When Arigo reappeared, Puharich was struck by the change in his
manner. His bearing was now formal and commanding and his speech sharp. The
interpreter noticed a heavy German accent in his Portuguese and a “sprinkling”
of simple German words and phrases. Arigo summoned the investigators into his
treatment room. “Come,” he said. “There is nothing to hide here. I am happy to
have you watch.”
What Puharich saw that day staggered him. The first patient was
an elderly man whom Arigo brusquely pushed against the wall. He then took a
four-inch-long stainless steel paring knife and inserted it between the man’s
left eyeball and eyelid, scraping and pressing upward into the socket with a
forcefulness that Puharich found shocking. But the patient seemed quite
unperturbed.

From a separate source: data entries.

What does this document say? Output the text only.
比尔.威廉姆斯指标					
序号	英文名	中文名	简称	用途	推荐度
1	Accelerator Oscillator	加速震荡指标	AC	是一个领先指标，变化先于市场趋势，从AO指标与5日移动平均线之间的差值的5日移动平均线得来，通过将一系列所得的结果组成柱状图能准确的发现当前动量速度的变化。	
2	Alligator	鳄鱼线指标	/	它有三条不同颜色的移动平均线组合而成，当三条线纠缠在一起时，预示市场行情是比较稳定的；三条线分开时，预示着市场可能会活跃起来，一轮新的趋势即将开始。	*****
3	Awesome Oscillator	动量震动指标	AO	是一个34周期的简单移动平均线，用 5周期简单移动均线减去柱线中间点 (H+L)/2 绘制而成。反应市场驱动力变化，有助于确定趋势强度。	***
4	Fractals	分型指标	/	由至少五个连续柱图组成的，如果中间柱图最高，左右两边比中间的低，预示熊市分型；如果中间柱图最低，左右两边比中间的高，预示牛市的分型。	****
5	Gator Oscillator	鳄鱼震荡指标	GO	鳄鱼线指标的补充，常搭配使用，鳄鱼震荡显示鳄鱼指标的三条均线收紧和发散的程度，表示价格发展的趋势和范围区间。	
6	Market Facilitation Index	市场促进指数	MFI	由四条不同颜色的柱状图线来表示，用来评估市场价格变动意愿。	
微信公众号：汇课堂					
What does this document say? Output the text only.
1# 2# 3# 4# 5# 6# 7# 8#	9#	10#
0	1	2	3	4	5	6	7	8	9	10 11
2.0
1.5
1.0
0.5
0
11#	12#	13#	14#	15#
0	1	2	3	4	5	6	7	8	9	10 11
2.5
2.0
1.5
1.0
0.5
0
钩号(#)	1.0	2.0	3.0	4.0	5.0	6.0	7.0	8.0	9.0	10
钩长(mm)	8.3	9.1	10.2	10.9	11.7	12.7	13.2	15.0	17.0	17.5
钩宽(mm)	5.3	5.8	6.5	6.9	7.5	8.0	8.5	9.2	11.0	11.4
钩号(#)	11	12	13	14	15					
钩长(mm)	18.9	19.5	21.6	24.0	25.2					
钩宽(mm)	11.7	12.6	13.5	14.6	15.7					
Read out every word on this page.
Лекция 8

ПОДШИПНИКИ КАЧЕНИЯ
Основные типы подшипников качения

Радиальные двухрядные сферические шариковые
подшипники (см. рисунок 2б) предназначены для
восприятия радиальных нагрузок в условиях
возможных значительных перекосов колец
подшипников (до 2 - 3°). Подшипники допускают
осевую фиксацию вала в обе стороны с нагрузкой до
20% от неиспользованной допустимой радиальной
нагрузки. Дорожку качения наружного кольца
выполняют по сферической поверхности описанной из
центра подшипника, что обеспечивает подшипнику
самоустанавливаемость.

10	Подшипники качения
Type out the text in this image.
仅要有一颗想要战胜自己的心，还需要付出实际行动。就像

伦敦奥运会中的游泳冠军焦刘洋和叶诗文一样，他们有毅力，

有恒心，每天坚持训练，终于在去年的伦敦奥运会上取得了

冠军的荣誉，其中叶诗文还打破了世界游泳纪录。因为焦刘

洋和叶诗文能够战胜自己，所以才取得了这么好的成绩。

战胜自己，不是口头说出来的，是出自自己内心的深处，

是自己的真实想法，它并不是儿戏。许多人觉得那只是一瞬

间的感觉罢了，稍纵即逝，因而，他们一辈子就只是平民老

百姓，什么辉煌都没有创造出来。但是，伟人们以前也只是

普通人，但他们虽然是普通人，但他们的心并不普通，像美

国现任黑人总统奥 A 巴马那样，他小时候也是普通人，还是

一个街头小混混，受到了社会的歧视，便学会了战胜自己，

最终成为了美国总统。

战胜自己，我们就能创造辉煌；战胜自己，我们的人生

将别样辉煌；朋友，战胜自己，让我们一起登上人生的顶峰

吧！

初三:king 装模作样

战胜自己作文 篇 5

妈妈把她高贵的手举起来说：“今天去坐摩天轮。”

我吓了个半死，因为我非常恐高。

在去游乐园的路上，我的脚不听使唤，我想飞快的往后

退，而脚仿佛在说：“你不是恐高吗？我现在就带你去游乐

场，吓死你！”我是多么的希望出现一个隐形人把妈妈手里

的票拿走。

At length Arigo withdrew the knife, noted a smear of pus on the
blade, and told the old man he would get well. Then he wiped the blade on his
shirt and summoned the next patient. Puharich examined the eye. He found no
bleeding and no wounds. The operation had taken less than a minute.
Throughout the morning Arigo worked in this manner, never using
an anesthetic or taking any precautions against infection. As far as the
investigators could see, he employed no form of hypnotic suggestion. Bleeding
was invariably minimal, and the patients appeared to feel no pain. More often
than not, the treatment consisted only of the writing of a prescription, which
Arigo did at high speed and without hesitation. At 11 a.m. he announced that the
session was over and that he would be back that afternoon after he finished
working his regular job in the government welfare office (so far as is known,
Arigo never accepted payment of any kind for his medical work). As soon as he
left the clinic, the German accent and imperious manner left him and his usual
down-to-earth amiable character emerged again.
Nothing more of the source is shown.